The war has complicated this food custom as well as the social and communal rites surrounding its consumption. Inside Syria, the economy of war has led to inflation, a collapsing exchange rate and gas cuts, which have transformed the daily staple into a luxury. The hydra-headed problems of climate, including earthquakes, drought and flooding, have pushed the price of olive oil out of reach for most. Coping methods have included making, buying and eating less of them, substituting local, high-quality olive oil with sunflower oil (or at least cutting it with it), and replacing walnuts with peanuts or other cheaper nuts.

Some Syrians in the diaspora who have access to regular electricity may freeze eggplants and make only one jar at a time so as to recycle and conserve their precious olive oil. Others may use salt water instead of oil and simply spread oil on top before serving it.

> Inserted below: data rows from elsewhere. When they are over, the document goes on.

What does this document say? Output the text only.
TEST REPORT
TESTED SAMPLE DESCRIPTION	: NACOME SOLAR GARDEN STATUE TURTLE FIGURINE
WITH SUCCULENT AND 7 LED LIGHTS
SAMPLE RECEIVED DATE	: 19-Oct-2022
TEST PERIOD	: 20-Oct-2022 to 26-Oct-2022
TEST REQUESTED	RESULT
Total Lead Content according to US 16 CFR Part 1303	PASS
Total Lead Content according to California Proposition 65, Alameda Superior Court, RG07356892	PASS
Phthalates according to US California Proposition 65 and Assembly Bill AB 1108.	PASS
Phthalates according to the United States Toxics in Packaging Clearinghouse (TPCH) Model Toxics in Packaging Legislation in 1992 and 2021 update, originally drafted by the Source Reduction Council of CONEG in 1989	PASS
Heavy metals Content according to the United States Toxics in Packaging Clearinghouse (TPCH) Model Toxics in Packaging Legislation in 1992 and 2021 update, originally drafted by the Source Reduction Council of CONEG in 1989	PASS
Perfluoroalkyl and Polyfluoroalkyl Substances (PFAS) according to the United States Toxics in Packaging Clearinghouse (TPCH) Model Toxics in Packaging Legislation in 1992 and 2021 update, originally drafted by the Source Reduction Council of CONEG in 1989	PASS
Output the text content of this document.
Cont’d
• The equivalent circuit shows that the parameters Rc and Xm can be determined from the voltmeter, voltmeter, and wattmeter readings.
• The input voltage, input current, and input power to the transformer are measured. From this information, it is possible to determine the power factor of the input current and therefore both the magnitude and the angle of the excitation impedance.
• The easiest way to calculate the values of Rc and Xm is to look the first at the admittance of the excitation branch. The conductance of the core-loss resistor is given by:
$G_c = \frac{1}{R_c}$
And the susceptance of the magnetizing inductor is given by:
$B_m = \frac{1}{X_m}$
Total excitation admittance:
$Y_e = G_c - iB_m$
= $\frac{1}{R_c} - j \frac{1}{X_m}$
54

“But that isn’t real makdous — more like pickled eggplants,” Aboul Hosn pointed out.

Displaced Syrians may be living apart from other family members or in temporary or unsuitable conditions for mouneh season. And recent regional trends — namely a re-embrace of Bashar al-Assad as Syrian refugees are increasingly rounded up and deported by their hosts — may make the act of stockpiling food for the winter seem unnecessary. After all, they may need to leave at any moment.

Despite these challenges, the tradition persists. Hammo said her cramped apartment kitchen was inferior to her work space back in Aleppo. The taste of the olive oil she gets in Turkey is a far cry from what she would get directly from her family farm. But Syrians are resourceful, she explains. There is always a “dubarah” (alternative solution).

With her teenage daughter, Hammo stacked the stuffed eggplants into jars, explaining to her: “Every step by hand. That is the secret.”